A special album that I am very interested in is the Reanimation album. This is one of the top 5 best-selling remix albums, even to this day. Of course, as this only contains remixes, there should be a lot of visible differences to the rest of the band’s work.

I feel like comparing all these songs would give a decent picture of how the band and its members changed over time. There are some limitations to this corpus, as the band used to have a different lead singer, Mark Wakefield, but they never released an official album back then. Next to that, the group has released many “Underground” albums, which are not on Spotify. These would have been very interesting to include in the corpus as well, to see if there are visible differences between the officially released albums and the albums that did not receive the same type of polishing.

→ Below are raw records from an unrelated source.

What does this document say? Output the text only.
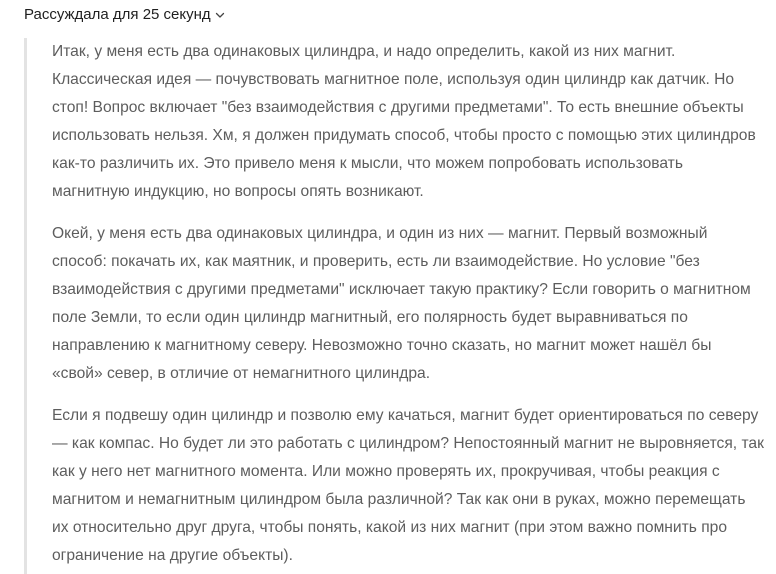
Рассуждала для 25 секунд

Итак, у меня есть два одинаковых цилиндра, и надо определить, какой из них магнит. Классическая идея — почувствовать магнитное поле, используя один цилиндр как датчик. Но стоп! Вопрос включает "без взаимодействия с другими предметами". То есть внешние объекты использовать нельзя. Хм, я должен придумать способ, чтобы просто с помощью этих цилиндров как-то различить их. Это привело меня к мысли, что можем попробовать использовать магнитную индукцию, но вопросы опять возникают.

Окей, у меня есть два одинаковых цилиндра, и один из них — магнит. Первый возможный способ: покачать их, как маятник, и проверить, есть ли взаимодействие. Но условие "без взаимодействия с другими предметами" исключает такую практику? Если говорить о магнитном поле Земли, то если один цилиндр магнитный, его полярность будет выравниваться по направлению к магнитному северу. Невозможно точно сказать, но магнит может нашёл бы «свой» север, в отличие от немагнитного цилиндра.

Если я подвешу один цилиндр и позволю ему качаться, магнит будет ориентироваться по северу — как компас. Но будет ли это работать с цилиндром? Непостоянный магнит не выровняется, так как у него нет магнитного момента. Или можно проверять их, прокручивая, чтобы реакция с магнитом и немагнитным цилиндром была различной? Так как они в руках, можно перемещать их относительно друг друга, чтобы понять, какой из них магнит (при этом важно помнить про ограничение на другие объекты).
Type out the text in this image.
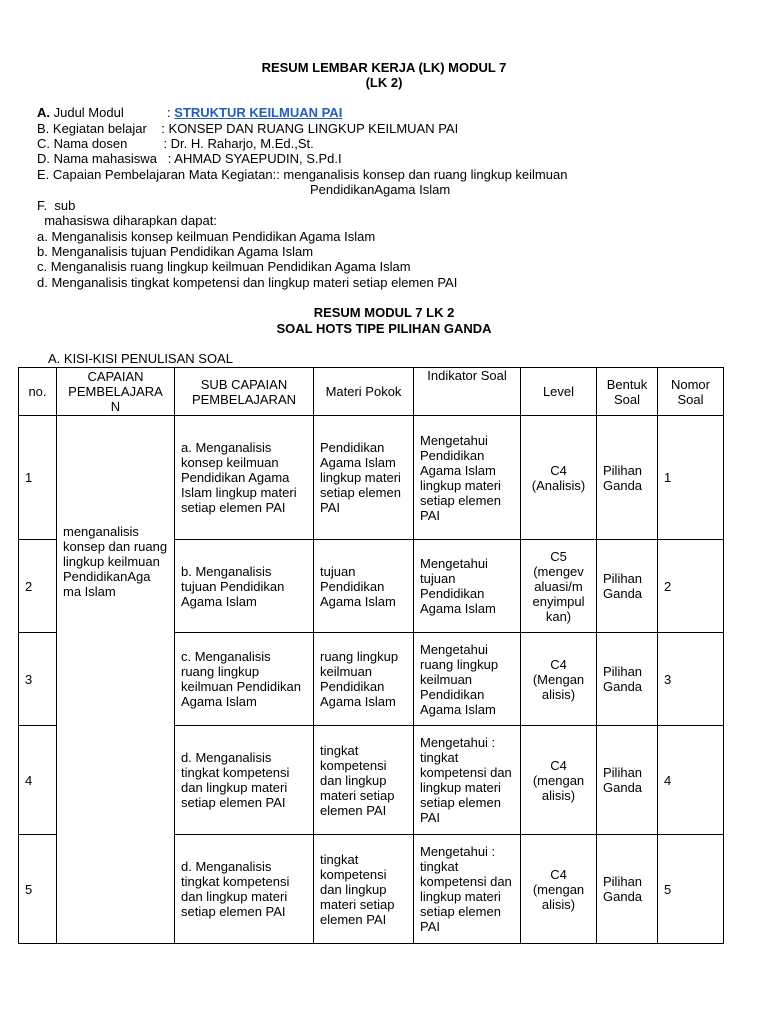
RESUM LEMBAR KERJA (LK) MODUL 7
(LK 2)
A. Judul Modul            : STRUKTUR KEILMUAN PAI
B. Kegiatan belajar    : KONSEP DAN RUANG LINGKUP KEILMUAN PAI
C. Nama dosen          : Dr. H. Raharjo, M.Ed.,St.
D. Nama mahasiswa   : AHMAD SYAEPUDIN, S.Pd.I
E. Capaian Pembelajaran Mata Kegiatan:: menganalisis konsep dan ruang lingkup keilmuan
PendidikanAgama Islam
F.  sub
mahasiswa diharapkan dapat:
a. Menganalisis konsep keilmuan Pendidikan Agama Islam
b. Menganalisis tujuan Pendidikan Agama Islam
c. Menganalisis ruang lingkup keilmuan Pendidikan Agama Islam
d. Menganalisis tingkat kompetensi dan lingkup materi setiap elemen PAI
RESUM MODUL 7 LK 2
SOAL HOTS TIPE PILIHAN GANDA
A. KISI-KISI PENULISAN SOAL
no.	CAPAIAN PEMBELAJARA N	SUB CAPAIAN PEMBELAJARAN	Materi Pokok	Indikator Soal	Level	Bentuk Soal	Nomor Soal
1	menganalisis konsep dan ruang lingkup keilmuan PendidikanAga ma Islam	a. Menganalisis konsep keilmuan Pendidikan Agama Islam lingkup materi setiap elemen PAI	Pendidikan Agama Islam lingkup materi setiap elemen PAI	Mengetahui Pendidikan Agama Islam lingkup materi setiap elemen PAI	C4 (Analisis)	Pilihan Ganda	1
2		b. Menganalisis tujuan Pendidikan Agama Islam	tujuan Pendidikan Agama Islam	Mengetahui tujuan Pendidikan Agama Islam	C5 (mengev aluasi/m enyimpul kan)	Pilihan Ganda	2
3		c. Menganalisis ruang lingkup keilmuan Pendidikan Agama Islam	ruang lingkup keilmuan Pendidikan Agama Islam	Mengetahui ruang lingkup keilmuan Pendidikan Agama Islam	C4 (Mengan alisis)	Pilihan Ganda	3
4		d. Menganalisis tingkat kompetensi dan lingkup materi setiap elemen PAI	tingkat kompetensi dan lingkup materi setiap elemen PAI	Mengetahui : tingkat kompetensi dan lingkup materi setiap elemen PAI	C4 (mengan alisis)	Pilihan Ganda	4
5		d. Menganalisis tingkat kompetensi dan lingkup materi setiap elemen PAI	tingkat kompetensi dan lingkup materi setiap elemen PAI	Mengetahui : tingkat kompetensi dan lingkup materi setiap elemen PAI	C4 (mengan alisis)	Pilihan Ganda	5
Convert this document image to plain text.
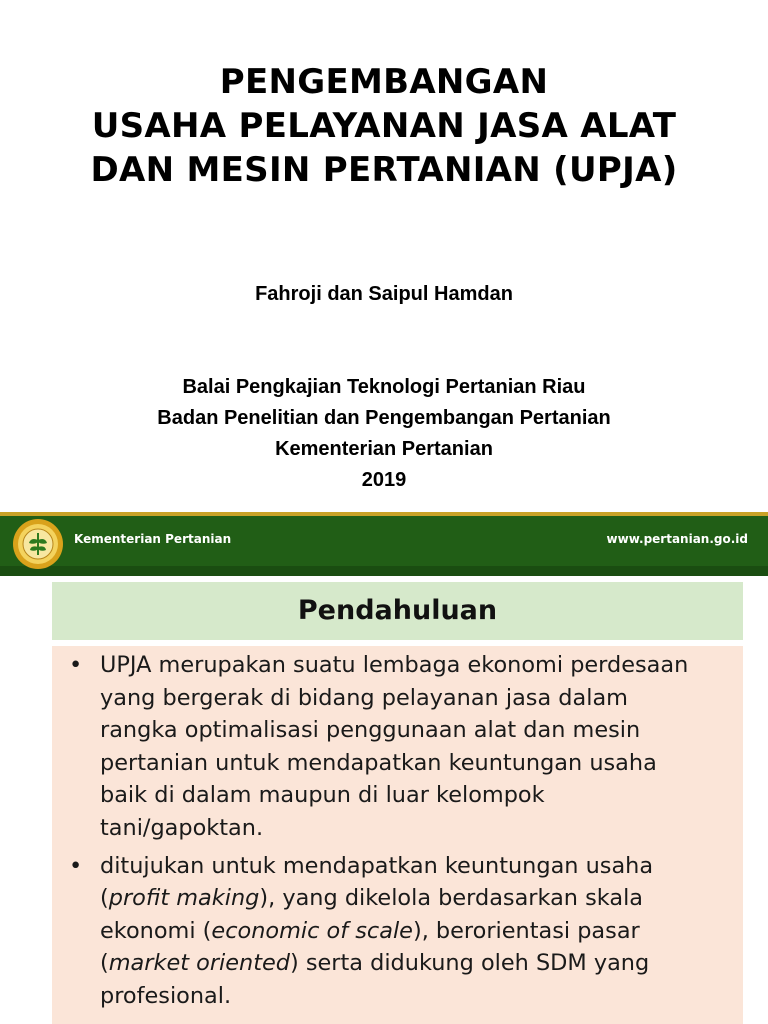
PENGEMBANGAN
USAHA PELAYANAN JASA ALAT
DAN MESIN PERTANIAN (UPJA)
Fahroji dan Saipul Hamdan
Balai Pengkajian Teknologi Pertanian Riau
Badan Penelitian dan Pengembangan Pertanian
Kementerian Pertanian
2019
Kementerian Pertanian	www.pertanian.go.id
Pendahuluan
• UPJA merupakan suatu lembaga ekonomi perdesaan
yang bergerak di bidang pelayanan jasa dalam
rangka optimalisasi penggunaan alat dan mesin
pertanian untuk mendapatkan keuntungan usaha
baik di dalam maupun di luar kelompok
tani/gapoktan.
• ditujukan untuk mendapatkan keuntungan usaha
(profit making), yang dikelola berdasarkan skala
ekonomi (economic of scale), berorientasi pasar
(market oriented) serta didukung oleh SDM yang
profesional.
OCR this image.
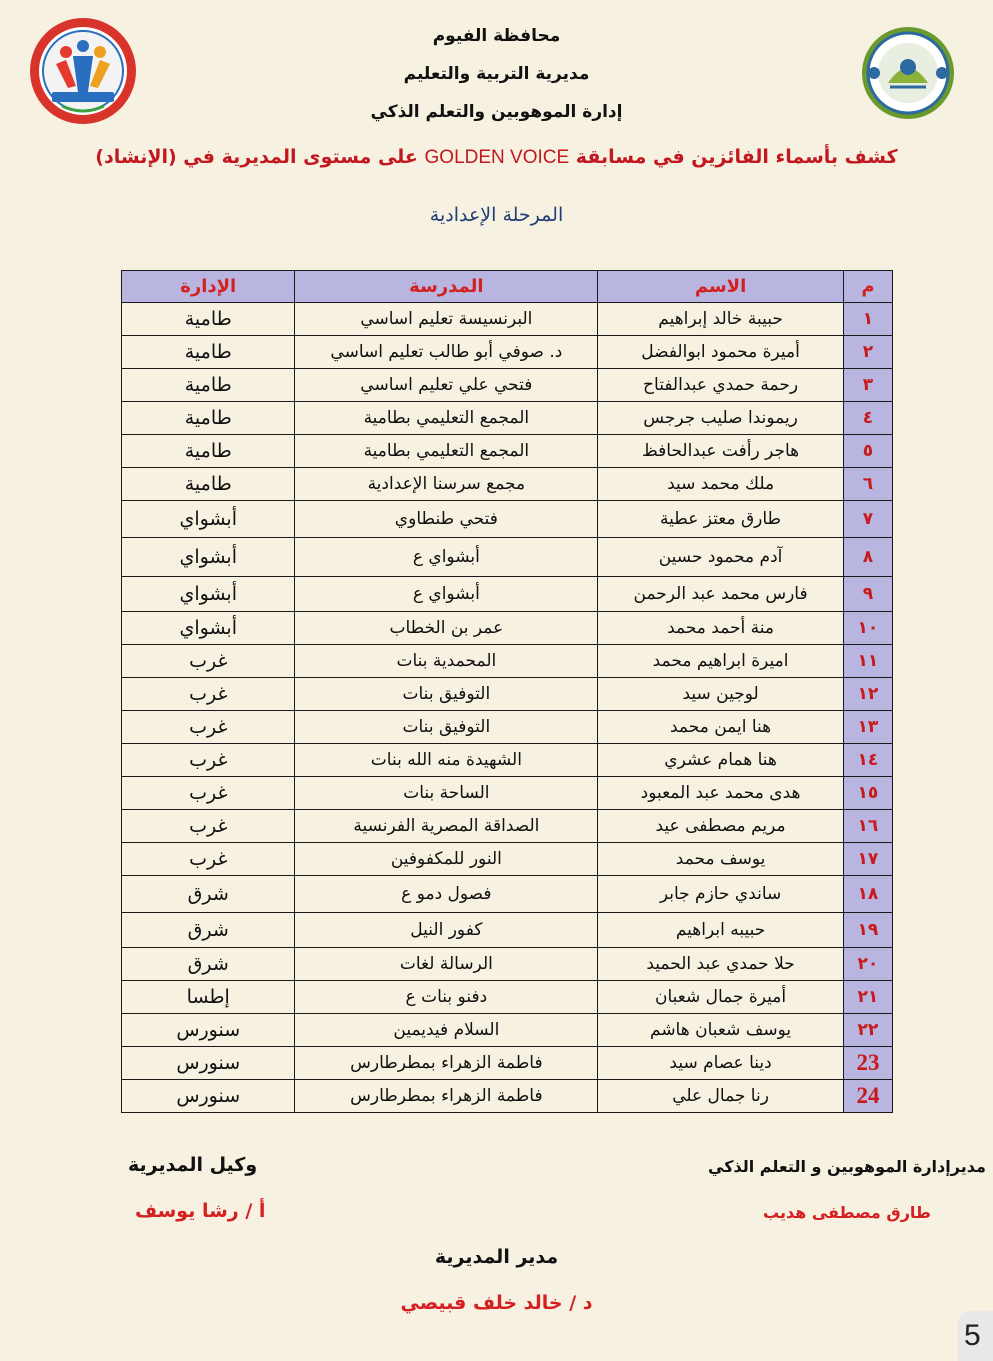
محافظة الفيوم
مديرية التربية والتعليم
إدارة الموهوبين والتعلم الذكي
كشف بأسماء الفائزين في مسابقة GOLDEN VOICE على مستوى المديرية في (الإنشاد)
المرحلة الإعدادية
م	الاسم	المدرسة	الإدارة
١	حبيبة خالد إبراهيم	البرنسيسة تعليم اساسي	طامية
٢	أميرة محمود ابوالفضل	د. صوفي أبو طالب تعليم اساسي	طامية
٣	رحمة حمدي عبدالفتاح	فتحي علي تعليم اساسي	طامية
٤	ريموندا صليب جرجس	المجمع التعليمي بطامية	طامية
٥	هاجر رأفت عبدالحافظ	المجمع التعليمي بطامية	طامية
٦	ملك محمد سيد	مجمع سرسنا الإعدادية	طامية
٧	طارق معتز عطية	فتحي طنطاوي	أبشواي
٨	آدم محمود حسين	أبشواي ع	أبشواي
٩	فارس محمد عبد الرحمن	أبشواي ع	أبشواي
١٠	منة أحمد محمد	عمر بن الخطاب	أبشواي
١١	اميرة ابراهيم محمد	المحمدية بنات	غرب
١٢	لوجين سيد	التوفيق بنات	غرب
١٣	هنا ايمن محمد	التوفيق بنات	غرب
١٤	هنا همام عشري	الشهيدة منه الله بنات	غرب
١٥	هدى محمد عبد المعبود	الساحة بنات	غرب
١٦	مريم مصطفى عيد	الصداقة المصرية الفرنسية	غرب
١٧	يوسف محمد	النور للمكفوفين	غرب
١٨	ساندي حازم جابر	فصول دمو ع	شرق
١٩	حبيبه ابراهيم	كفور النيل	شرق
٢٠	حلا حمدي عبد الحميد	الرسالة لغات	شرق
٢١	أميرة جمال شعبان	دفنو بنات ع	إطسا
٢٢	يوسف شعبان هاشم	السلام فيديمين	سنورس
23	دينا عصام سيد	فاطمة الزهراء بمطرطارس	سنورس
24	رنا جمال علي	فاطمة الزهراء بمطرطارس	سنورس
مديرإدارة الموهوبين و التعلم الذكي
طارق مصطفى هديب
وكيل المديرية
أ / رشا يوسف
مدير المديرية
د / خالد خلف قبيصي
5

Album popularity dips but picks up to original heights


The following plot shows the popularity of tracks from the main albums of the band Linkin Park. Data points on the chart can be hovered to get specific information (track name, the album it belongs to and its popularity).

To give a clear image of the band’s popularity, the plot only relies on tracks from main albums. It therefore excludes remix albums and albums made after Chester Bennington’s death. The plot shows a trend that starts off downward sloping, with an all-time low in 2010. After this lowpoint though, it climbs back up to early 2000-levels.

Tracks get more well-defined pitch classes over time


This plot shows the chromagrams from two of Linkin Park’s most popular songs, one from their first album and one from their last album. The song on the left is In the End, and the song on the right is One More Light.

The first song changes a lot over the course of its duration. It has many instruments: piano, guitar, drums, electric instruments and there seems to be some electric crackling noises added too. On top of all of that, it has both Chester Bennington singing loudly, mixed with Mike Shinoda rapping. This leads to a very mixed chromagram where, even though the main notes are clearly visible, there is a lot of spread to other notes.

One More Light takes a very different approach. It has very well-defined chroma’s with barely any spread to other pitch classes. From the chromagram it can be seen that Chester sings on-key very well. The song is much more emotional, and less rock-like than In the End. It does not nearly contain as many instruments, or as much diversity. This displays a large difference between the two songs and their respective albums.